DOTADIW. Wait… If you don’t know what ‘DOTADIW’ means, you have virtually no context to move forward. You might guess it’s a acronym. You might Google it. Otherwise, full stop.
DOTADIW means “do one thing and do it well.” Google it, and you’ll see it referred to as the “Unix philosophy.” Once you’re well familiar with how one thing is done well, you’re golden. You’re an expert at that one thing, and DOTADIW is for you, for one thing.
When doing one thing well, there is no interest in doing other things well, nor interest in how other things are done. No interest in compromise on doing something very well so that its more like other things. Hence, one thing “done well” is very much unlike other things “done well”, and being an expert at one thing does not help much with other things.
This is the world of Linux executables: arcane command line flags which summarize (often to the point of belying) how things work. This is the truth of regular expressions, of object relational mapping, and of domain specific languages. Once you learned the abstraction – you’ve freed yourself from the implementation details.

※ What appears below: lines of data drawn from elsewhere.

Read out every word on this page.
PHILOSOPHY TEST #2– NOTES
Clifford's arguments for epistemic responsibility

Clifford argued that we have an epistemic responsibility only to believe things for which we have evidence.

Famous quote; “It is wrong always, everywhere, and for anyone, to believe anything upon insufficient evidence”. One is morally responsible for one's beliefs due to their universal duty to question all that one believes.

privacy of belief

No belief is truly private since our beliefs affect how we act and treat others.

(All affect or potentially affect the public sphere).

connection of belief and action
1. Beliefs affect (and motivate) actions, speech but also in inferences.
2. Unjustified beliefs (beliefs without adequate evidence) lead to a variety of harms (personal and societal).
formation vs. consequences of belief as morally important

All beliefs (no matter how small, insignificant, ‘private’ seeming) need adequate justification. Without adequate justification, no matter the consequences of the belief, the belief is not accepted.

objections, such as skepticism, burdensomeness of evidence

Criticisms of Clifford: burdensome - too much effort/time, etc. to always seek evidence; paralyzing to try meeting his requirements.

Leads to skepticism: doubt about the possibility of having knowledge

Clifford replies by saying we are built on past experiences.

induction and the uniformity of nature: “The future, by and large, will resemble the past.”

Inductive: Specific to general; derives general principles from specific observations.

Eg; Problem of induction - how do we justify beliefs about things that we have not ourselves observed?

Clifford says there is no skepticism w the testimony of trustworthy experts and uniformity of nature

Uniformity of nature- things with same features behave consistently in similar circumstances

However, examining the details is often how one learns. Knowledge of regular expressions does not significantly aid object relational mapping. With Linux, a thorough understanding of “make” does not help with “sed” and “awk.” Hence we see many language specific implementations of common tasks. Java and Python developers seldom run and parse “ls” to get a directory listing – it’s simply easier to learn their language’s native implementation. The difficulty of mastering the details of simple commands (DSLs if you will) exceeds the difficulty of re-implementing them under the warm blanket of familiarity.

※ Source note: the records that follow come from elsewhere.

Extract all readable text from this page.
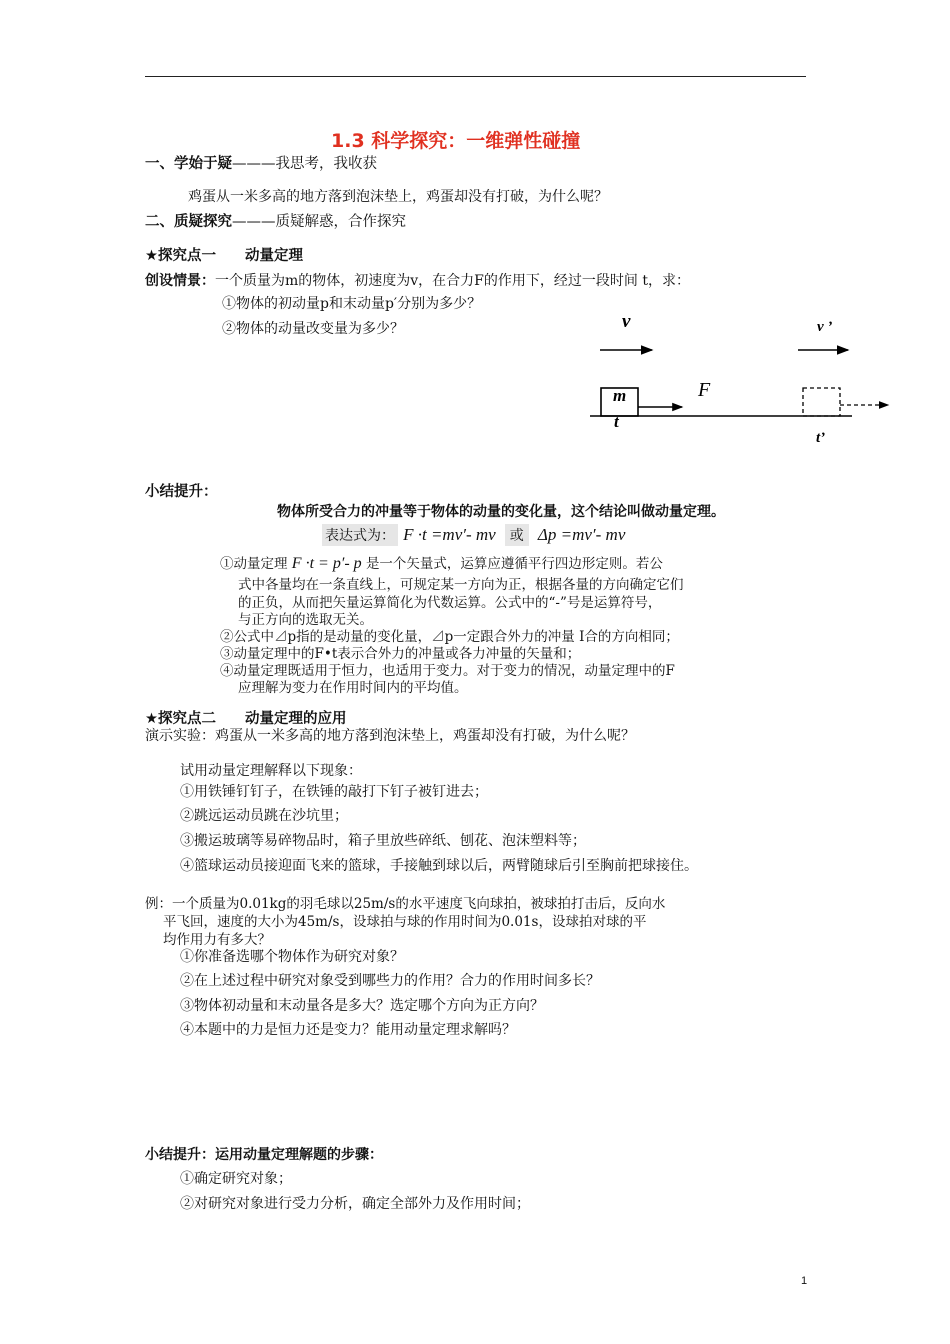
1.3 科学探究：一维弹性碰撞
一、学始于疑———我思考，我收获
鸡蛋从一米多高的地方落到泡沫垫上，鸡蛋却没有打破，为什么呢？
二、质疑探究———质疑解惑，合作探究
★探究点一　　动量定理
创设情景：一个质量为m的物体，初速度为v，在合力F的作用下，经过一段时间 t，求：
①物体的初动量p和末动量p′分别为多少？
②物体的动量改变量为多少？	v	v ’
m
t
F
t’
小结提升：
物体所受合力的冲量等于物体的动量的变化量，这个结论叫做动量定理。
表达式为： F ·t =mv′- mv 或 Δp =mv′- mv
①动量定理 F ·t = p′- p 是一个矢量式，运算应遵循平行四边形定则。若公
式中各量均在一条直线上，可规定某一方向为正，根据各量的方向确定它们
的正负，从而把矢量运算简化为代数运算。公式中的“-”号是运算符号，
与正方向的选取无关。
②公式中⊿p指的是动量的变化量，⊿p一定跟合外力的冲量 I合的方向相同；
③动量定理中的F•t表示合外力的冲量或各力冲量的矢量和；
④动量定理既适用于恒力，也适用于变力。对于变力的情况，动量定理中的F
应理解为变力在作用时间内的平均值。
★探究点二　　动量定理的应用
演示实验：鸡蛋从一米多高的地方落到泡沫垫上，鸡蛋却没有打破，为什么呢？
试用动量定理解释以下现象：
①用铁锤钉钉子，在铁锤的敲打下钉子被钉进去；
②跳远运动员跳在沙坑里；
③搬运玻璃等易碎物品时，箱子里放些碎纸、刨花、泡沫塑料等；
④篮球运动员接迎面飞来的篮球，手接触到球以后，两臂随球后引至胸前把球接住。
例：一个质量为0.01kg的羽毛球以25m/s的水平速度飞向球拍，被球拍打击后，反向水
平飞回，速度的大小为45m/s，设球拍与球的作用时间为0.01s，设球拍对球的平
均作用力有多大？
①你准备选哪个物体作为研究对象？
②在上述过程中研究对象受到哪些力的作用？合力的作用时间多长？
③物体初动量和末动量各是多大？选定哪个方向为正方向？
④本题中的力是恒力还是变力？能用动量定理求解吗？
小结提升：运用动量定理解题的步骤：
①确定研究对象；
②对研究对象进行受力分析，确定全部外力及作用时间；
1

This is, of course, because simple commands often hide immense complexities. An abstraction may help you or hurt you (consider the variety of regular expressions purporting to parse phone numbers, or ORM’s label as the “Vietnam of Computer Science”). [In truth, there is no guarantee of positive ends, only of summary action.] Hence, the hiding of complexity – particularly as it pertains to learning domain specific languages – should not be considered a virtue.
This argument / claim above applies to “Linux proficiency”: familiarity with a proven, ragtag assemblage of GNU applications that must be mastered individually and not as a group. There is little familiarity upon which new commands become easier to master (beyond knowledge of basic shell features).
… and I simply find that interesting.